Parser shrugs. “Not really. I guess I never really hung around the rec room that much.”

Banks nods before taking a deep swig of his beer, wincing at the thin, watery taste. Coors Light, man. Someone has to talk to the brass about finding a better beer sponsor.

“Nah, I guess you haven’t.”

Banks sneaks a sideways look at Parser. His hair is still wet from his post-practice shower but Banks already knows from experience that by the time it dries, it’ll be a hilarious mess just begging for a noogie or five. There’s also a very large, very visible hickey just above the neckline of Parser’s thin cotton t-shirt that he’s been fielding chirps over all day but he’s laughed about it every time, like he really doesn’t give a shit, but also a little like maybe he’s enjoying the chirps more than his pride will let on.

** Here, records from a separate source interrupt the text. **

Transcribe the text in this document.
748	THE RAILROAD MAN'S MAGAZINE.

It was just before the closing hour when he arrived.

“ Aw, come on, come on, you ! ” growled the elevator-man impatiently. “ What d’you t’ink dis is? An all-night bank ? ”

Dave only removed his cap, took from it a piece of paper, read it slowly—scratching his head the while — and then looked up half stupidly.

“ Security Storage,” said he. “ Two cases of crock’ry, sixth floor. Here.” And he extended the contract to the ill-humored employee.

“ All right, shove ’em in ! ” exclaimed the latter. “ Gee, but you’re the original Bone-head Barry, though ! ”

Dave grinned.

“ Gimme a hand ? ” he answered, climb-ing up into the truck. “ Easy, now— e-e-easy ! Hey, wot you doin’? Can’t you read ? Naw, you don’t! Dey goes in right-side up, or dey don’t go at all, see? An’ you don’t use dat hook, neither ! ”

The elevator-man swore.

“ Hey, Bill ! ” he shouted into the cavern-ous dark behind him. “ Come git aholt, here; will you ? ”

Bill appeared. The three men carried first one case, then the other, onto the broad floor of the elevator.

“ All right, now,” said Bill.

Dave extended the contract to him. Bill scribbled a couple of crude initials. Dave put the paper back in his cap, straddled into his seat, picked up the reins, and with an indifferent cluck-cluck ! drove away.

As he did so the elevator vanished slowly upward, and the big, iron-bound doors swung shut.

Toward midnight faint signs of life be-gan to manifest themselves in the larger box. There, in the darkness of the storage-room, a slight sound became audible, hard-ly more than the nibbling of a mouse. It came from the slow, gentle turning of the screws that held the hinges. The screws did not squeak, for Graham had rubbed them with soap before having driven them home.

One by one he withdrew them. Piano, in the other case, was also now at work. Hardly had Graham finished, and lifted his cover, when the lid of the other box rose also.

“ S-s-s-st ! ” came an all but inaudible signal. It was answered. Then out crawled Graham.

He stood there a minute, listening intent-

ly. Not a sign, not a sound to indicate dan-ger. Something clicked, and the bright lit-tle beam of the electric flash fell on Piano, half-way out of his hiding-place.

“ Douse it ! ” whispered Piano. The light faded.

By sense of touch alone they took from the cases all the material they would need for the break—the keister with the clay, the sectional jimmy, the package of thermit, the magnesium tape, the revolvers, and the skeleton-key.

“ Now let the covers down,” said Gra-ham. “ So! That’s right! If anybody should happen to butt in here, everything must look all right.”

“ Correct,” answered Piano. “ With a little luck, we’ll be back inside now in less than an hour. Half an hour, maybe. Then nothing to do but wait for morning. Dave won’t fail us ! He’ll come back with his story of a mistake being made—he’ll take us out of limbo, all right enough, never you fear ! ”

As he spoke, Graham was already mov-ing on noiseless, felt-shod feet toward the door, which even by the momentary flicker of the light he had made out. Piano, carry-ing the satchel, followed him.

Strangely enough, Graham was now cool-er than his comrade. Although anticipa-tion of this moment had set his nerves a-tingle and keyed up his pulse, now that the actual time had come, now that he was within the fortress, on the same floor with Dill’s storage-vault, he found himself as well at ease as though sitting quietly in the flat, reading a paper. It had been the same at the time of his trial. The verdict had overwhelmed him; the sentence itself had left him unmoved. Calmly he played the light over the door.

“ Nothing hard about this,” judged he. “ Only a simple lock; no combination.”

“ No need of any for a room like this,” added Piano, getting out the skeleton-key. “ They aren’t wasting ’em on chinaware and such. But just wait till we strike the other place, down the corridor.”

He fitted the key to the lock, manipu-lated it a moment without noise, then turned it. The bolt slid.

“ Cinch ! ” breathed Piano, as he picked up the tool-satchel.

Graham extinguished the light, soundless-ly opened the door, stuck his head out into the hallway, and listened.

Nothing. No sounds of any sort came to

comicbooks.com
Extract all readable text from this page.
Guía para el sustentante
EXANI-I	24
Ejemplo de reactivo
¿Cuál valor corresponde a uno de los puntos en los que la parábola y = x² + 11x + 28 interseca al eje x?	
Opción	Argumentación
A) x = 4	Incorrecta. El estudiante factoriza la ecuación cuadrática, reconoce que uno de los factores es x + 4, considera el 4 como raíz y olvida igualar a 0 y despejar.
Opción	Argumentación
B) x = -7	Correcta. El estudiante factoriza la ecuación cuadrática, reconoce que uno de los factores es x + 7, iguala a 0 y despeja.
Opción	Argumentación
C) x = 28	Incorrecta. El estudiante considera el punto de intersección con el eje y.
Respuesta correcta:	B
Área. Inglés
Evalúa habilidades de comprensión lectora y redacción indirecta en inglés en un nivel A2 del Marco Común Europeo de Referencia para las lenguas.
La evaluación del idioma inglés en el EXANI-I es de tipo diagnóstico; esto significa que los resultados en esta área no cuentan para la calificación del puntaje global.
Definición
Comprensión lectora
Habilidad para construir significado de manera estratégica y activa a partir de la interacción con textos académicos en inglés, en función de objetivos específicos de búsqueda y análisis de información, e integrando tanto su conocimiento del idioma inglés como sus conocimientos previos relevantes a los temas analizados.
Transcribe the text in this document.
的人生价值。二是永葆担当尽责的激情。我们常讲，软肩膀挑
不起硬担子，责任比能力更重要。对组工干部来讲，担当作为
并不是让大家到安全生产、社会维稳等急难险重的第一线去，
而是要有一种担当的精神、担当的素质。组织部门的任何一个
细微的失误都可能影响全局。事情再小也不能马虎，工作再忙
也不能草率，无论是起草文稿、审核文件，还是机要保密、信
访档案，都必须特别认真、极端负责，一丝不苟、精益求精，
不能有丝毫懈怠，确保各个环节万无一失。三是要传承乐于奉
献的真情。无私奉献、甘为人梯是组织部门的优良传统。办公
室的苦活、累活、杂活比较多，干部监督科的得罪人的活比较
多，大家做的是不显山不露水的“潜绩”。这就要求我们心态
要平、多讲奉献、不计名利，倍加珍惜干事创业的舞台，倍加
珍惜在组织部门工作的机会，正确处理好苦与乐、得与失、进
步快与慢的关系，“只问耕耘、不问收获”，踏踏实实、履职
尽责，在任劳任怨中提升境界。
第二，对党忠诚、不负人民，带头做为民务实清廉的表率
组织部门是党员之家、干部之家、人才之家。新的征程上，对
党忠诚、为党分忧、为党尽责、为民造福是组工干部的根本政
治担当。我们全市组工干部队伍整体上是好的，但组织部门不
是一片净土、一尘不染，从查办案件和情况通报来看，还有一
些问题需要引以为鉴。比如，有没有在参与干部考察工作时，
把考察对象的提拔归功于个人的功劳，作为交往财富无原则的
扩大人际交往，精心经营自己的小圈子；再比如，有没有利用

“What the fuck are you looking at, Banks?” Parser says, turning and poking Banks in the gut, like the asshole that he is, but there’s a slow, easy smile spread across his face that Banks isn’t used to seeing off the ice.

“Nothing,” Banks says, holding out his beer and clinking his can against Parser’s, even if it doesn’t make quite the same satisfying clang as a bottle would. “It’s just good to have you here, kid.”